In the next area the most darling little beagle,1 in uniform, came sniffing along the line, with a different man in uniform on the end of its lead. I was excited. When the beagle got to the man in front of me, who had put his backpack on the floor, as many of us had, the beagle took a sniff or two, sat down promptly and looked pretty intently at his handler. I was watching pretty intently myself, and I hope the beagle ignored me. The handler, all serious like, asked the man if he could please open the backpack. The man complied. The handler found the bag of white powder, took it and gave it to the beagle, who gave every sign of being very, very happy. Then the handler took the bag, praised the beagle, gave him a rub, and the two of them ran off playfully and joyfully behind some screens.
Score one to the ever vigilant forces of law and order.
I mention this because of an extremely interesting article about security at Israeli airports. It isn’t a new article. It has probably been resurrected in response to various anguished goings on to do with heightened crotchal area search opportunities.
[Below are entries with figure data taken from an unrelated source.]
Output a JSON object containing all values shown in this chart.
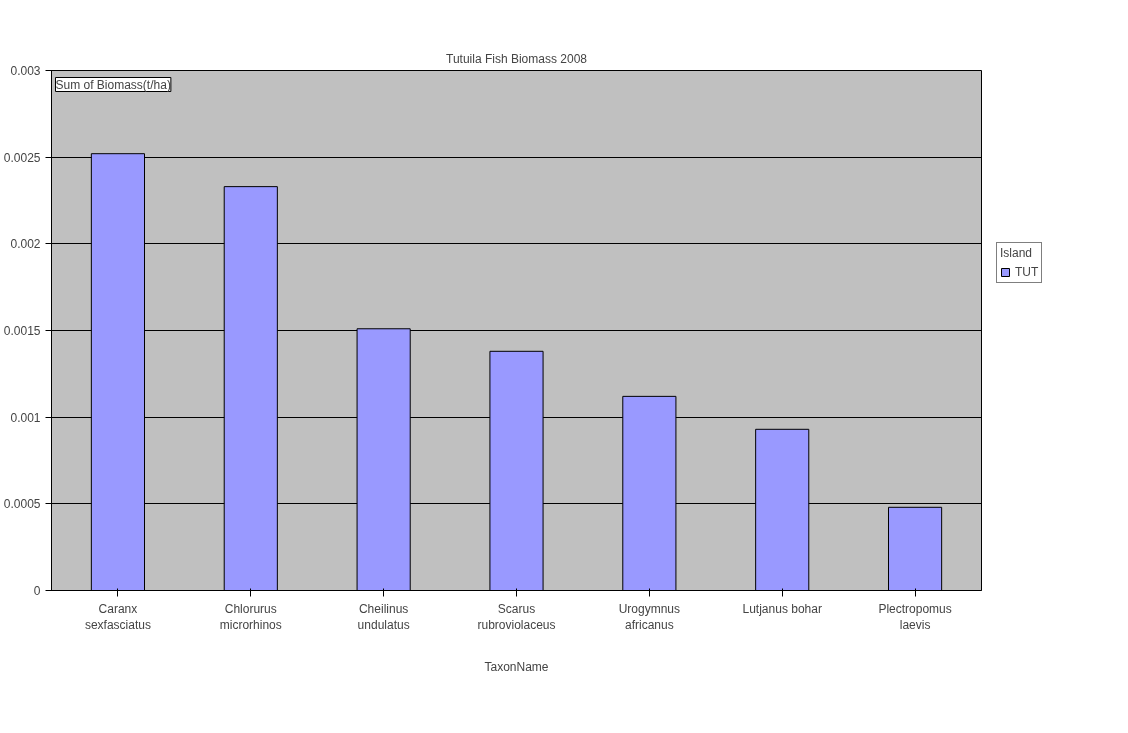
{
  "chart_data": {
    "type": "bar",
    "title": "Tutuila Fish Biomass 2008",
    "ylabel": "Sum of Biomass(t/ha)",
    "xlabel": "TaxonName",
    "legend_title": "Island",
    "categories": [
      "Caranx\nsexfasciatus",
      "Chlorurus\nmicrorhinos",
      "Cheilinus\nundulatus",
      "Scarus\nrubroviolaceus",
      "Urogymnus\nafricanus",
      "Lutjanus bohar",
      "Plectropomus\nlaevis"
    ],
    "series": [
      {
        "name": "TUT",
        "color": "#9999ff",
        "values": [
          0.00252,
          0.00233,
          0.00151,
          0.00138,
          0.00112,
          0.00093,
          0.00048
        ]
      }
    ],
    "ylim": [
      0,
      0.003
    ],
    "yticks": [
      0,
      0.0005,
      0.001,
      0.0015,
      0.002,
      0.0025,
      0.003
    ],
    "grid": "y",
    "legend": "right"
  }
}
The main point of the article is that Israeli security agents are not looking for bombs, or explosives (or drugs?). They’re looking for terrorists. They are interested in how you react to their mostly innocuous questions. And by all accounts they are very, very good at what they do. So here’s my question:
How do you practice finding terrorists?
You can’t go up to some bloke on the way to the airport and ask him to smuggle a bomb onto the plane. That behaviour is surely not going to be the same as a genuine terrorist’s. There are reams of scientific papers on the fundamentals of this sort of task, where positives are rare, and the penalties for missing them high. How often to slip a test through, how long to work a shift, how to reward detection, how to foster decision making, balancing reliability and accuracy, and all that. I am sure that even dumb airport security theatre follows most of those guidelines much of the time.2 But it must depend on testing the system from time to time. I see how you do that with a pretend bomb, or even a real bomb. I don’t see how you do it properly with a pretend terrorist or even a real terrorist.
Unless, maybe, you have such good intelligence that you almost always know when something is going down, don’t tip the hand of your normal security, and stand by to do the needful at the last possible moment.
Which is kind of what the article hints at.